Robots don't have to be very intelligent to be intelligent enough. If a robot can follow simple orders and do the housework, or run simple machines in a cut-and-dried, repetitive way, we would be perfectly satisfied.
Constructing a robot is hard because you must fit a very compact computer inside its skull, if it is to have a vaguely human shape. Making a sufficiently complex computer as compact as the human brain is also hard.
But robots aside, why bother making a computer that compact? The units that make up a computer have been getting smaller and smaller, to be sure-from vacuum tubes to transistors to tiny integrated circuits and silicon chips. Suppose that, in addition to making the units smaller, we also make the whole structure bigger.

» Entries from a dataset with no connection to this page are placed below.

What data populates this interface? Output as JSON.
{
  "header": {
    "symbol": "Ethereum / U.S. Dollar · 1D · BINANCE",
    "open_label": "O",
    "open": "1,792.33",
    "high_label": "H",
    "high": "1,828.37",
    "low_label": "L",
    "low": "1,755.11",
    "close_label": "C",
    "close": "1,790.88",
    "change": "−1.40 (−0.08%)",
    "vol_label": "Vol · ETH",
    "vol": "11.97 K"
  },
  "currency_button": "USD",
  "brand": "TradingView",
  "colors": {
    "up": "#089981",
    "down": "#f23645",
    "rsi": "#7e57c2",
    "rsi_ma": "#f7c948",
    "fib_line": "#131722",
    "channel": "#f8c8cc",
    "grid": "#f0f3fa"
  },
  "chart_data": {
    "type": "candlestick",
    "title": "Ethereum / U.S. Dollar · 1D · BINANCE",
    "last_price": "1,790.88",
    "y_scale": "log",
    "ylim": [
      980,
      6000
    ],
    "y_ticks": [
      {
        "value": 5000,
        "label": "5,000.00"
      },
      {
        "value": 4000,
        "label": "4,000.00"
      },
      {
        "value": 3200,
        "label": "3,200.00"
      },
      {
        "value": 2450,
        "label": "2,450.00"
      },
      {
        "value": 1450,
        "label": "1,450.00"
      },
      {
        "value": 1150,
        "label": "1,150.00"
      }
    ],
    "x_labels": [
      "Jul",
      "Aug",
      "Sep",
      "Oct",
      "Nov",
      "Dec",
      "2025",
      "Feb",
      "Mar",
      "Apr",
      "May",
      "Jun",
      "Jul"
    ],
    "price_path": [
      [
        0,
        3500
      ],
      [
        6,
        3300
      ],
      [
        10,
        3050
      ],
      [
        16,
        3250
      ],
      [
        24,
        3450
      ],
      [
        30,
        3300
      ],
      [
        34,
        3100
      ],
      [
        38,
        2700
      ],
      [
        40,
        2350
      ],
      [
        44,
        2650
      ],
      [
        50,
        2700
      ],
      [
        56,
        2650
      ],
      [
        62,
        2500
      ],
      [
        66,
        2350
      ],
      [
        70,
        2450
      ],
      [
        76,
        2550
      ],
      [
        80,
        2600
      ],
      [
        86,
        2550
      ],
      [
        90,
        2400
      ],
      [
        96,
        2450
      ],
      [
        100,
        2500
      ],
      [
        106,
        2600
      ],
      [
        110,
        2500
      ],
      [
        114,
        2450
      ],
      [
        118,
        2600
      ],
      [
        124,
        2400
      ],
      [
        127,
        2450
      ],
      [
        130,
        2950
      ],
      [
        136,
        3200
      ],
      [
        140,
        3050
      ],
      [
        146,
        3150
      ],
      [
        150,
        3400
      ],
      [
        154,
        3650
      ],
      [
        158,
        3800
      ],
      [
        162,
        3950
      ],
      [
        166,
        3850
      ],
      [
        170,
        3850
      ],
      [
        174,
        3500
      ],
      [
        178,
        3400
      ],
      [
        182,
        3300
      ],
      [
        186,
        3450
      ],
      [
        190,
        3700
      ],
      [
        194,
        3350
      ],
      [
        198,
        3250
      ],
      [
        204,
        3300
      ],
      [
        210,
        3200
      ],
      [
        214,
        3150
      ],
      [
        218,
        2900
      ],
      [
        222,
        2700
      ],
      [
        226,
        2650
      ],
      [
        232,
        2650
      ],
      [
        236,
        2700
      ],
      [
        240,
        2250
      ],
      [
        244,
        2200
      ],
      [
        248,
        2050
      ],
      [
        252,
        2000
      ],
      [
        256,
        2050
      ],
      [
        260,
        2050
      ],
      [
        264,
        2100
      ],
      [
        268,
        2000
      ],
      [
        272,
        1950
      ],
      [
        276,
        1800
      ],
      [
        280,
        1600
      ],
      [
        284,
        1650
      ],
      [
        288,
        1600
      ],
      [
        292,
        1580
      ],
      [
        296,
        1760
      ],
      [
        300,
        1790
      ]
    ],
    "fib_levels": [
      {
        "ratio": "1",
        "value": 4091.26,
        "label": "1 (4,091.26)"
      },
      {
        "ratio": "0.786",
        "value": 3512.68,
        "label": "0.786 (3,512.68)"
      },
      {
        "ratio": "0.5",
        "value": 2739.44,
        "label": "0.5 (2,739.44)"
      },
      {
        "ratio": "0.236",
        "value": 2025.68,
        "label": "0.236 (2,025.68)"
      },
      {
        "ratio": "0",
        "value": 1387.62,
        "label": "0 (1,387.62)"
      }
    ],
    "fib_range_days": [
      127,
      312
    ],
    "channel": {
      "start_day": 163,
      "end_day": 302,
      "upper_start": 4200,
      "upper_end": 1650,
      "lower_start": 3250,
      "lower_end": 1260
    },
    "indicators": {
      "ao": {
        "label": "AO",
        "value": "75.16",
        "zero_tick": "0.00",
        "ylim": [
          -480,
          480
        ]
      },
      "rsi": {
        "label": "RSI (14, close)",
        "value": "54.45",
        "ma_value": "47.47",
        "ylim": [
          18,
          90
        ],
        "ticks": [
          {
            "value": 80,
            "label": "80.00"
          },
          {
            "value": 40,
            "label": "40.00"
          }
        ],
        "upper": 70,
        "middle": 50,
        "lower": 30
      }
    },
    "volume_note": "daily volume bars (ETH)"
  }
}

A brain that gets too large would eventually begin to lose efficiency because nerve impulses don't travel very quickly. Even the speediest nerve impulses travel at only about 3.75 miles a minute. A nerve impulse can flash from one end of the brain to the other in one four-hundred-fortieth of a second, but a brain 9 miles long, if we could imagine one, would require 2.4 minutes for a nerve impulse to travel its length. The added complexity made possible by the enormous size would fall apart simply because of the long wait for information to be moved and processed within it.
Computers, however, use electric impulses that travel at more than 11 million miles per minute. A computer 400 miles wide would still flash electric impulses from end to end in about one four-hundred-fortieth of a second. In that respect, at least, a computer of that asteroidal size could still process information as quickly as the human brain could.
If, therefore, we imagine computers being manufactured with finer and finer components, more and more intricately interrelated, and also imagine those same computers becoming larger and larger, might it not be that the computers would eventually become capable of doing all the things a human brain can do?
Is there a theoretical limit to how intelligent a computer can become?
I've never heard of any. It seems to me that each time we learn to pack more complexity into a given volume, the computer can do more. Each time we make a computer larger, while keeping each portion as densely complex as before, the computer can do more.
Eventually, if we learn how to make a computer sufficiently complex and sufficiently large, why should it not achieve a human intelligence?